Вероника мужественно приняла известие о том, что Саши снова не будет больше месяца:

- Не переживай, мы справимся.

Насчет «все условия» Боря преувеличил. Колонка на участке действительно была, но вода из нее шла такая затхлая, воняющая плесенью и солярой, что годилась только на технические нужды. Даже для умывания Саша предпочитал таскать воду из колодца с соседней улицы. Для этой цели он приспособил двадцатилитровую пластиковую банку, которую привязывал к тележке и, набирая по четверти ведра, пытался тонкой струйкой попасть в узкое горлышко банки. Туалет представлял собой вырытую в глине яму с загородкой вокруг. На краях ямы лежали две широкие доски, стоять на которых было страшновато. В самом домике – покосившемся, с окнами, забитыми фанерой - никто не жил, наверное, лет десять. Самым цивилизованным уголком был сарай. Здесь стоял добротный верстак с тисками, стеллажи, сваренные из уголка и обрезков труб. В жестяном шкафу – сварочный аппарат. Его было видно сквозь узкую щель, дверца же закрывалась на хитрый врезной замок. Над всем участком, и в доме, и в сарае звенели тучи озверелых комаров. Впрочем, в жаркое время зловредные насекомые не особенно кусались, а к ночи Саша так уставал, что не замечал их вовсе.

Работа была закончена даже раньше, чем ожидалось. Для неспециалиста автомобиль казался совершенно новым. Изнутри на стекла Саша налепил темную пленку-самоклейку, чтобы стекла выглядели тонированными. И в очередную субботу Боря торжественно выехал со двора на «новом» авто. Саша прибрал инструменты, отключил электричество, запер сарай и побрел на станцию. Вечером Боря зашел к нему домой. Молча протянул пачку денег, перевязанную резинкой. Александр пересчитал купюры.

- Сколько здесь моя доля?

- Все твое.

- Как?! Но это же почти все, что мы выручили!

- Кроме издержек. Как раз отдашь долги, и на операцию хватит. Да и семье твоей жрать надо в то время, как ты в больнице будешь. Тут даже маловато…

- Но это… нечестно!

- Честно. Ты почти всю работу один делал. Но это не самое главное. Саня, у меня хорошая память, - он подмигнул, - И свою жизнь я ценю дороже, чем Воротов.

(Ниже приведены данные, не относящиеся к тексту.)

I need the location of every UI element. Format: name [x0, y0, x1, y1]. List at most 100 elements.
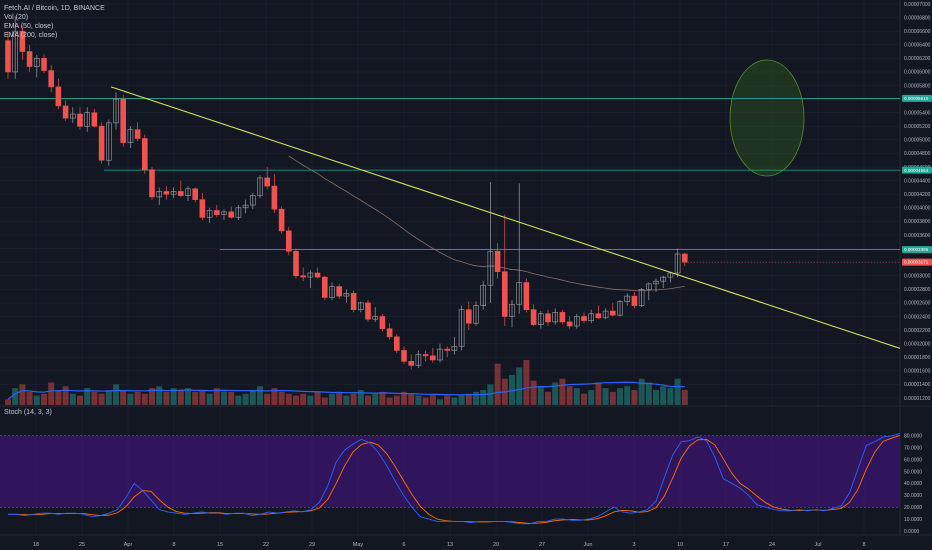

Перед тем, как ложиться под нож, Александр не мог не повидать Любу. В интернат они поехали вместе с Вероникой, причем разговаривала с заведующей, естественно, Ника. Та убедилась, что с документами у женщины все в порядке, и позволила повидать девочку, удовольствовавшись объяснением: «Она лежала в больнице вместе с моим племянником, и я хотела бы навестить крошку». Ее просили подождать внизу, у вахты. Через пятнадцать минут, прыгая через две ступеньки, мимо Вероники пронеслась худющая девчонка и «с воплем радостной обезьяны» повисла на Саше, обхватив его руками и ногами. Саша удовлетворенно заметил, что Люба хоть и оставалась еще ужасающе тощей, и ребра торчали сквозь тонкую ткань сарафанчика, но уже не казалось, что они вот-вот его прорежут. Личико ее порозовело, а подросшие волосики торчали во все стороны озорными черными кудряшками. Люба даже не взглянув на пакет с подарками, уселась с ногами на диван рядом с Сашей, прижалась щекой и так сидела все время, отпущенное на свидание.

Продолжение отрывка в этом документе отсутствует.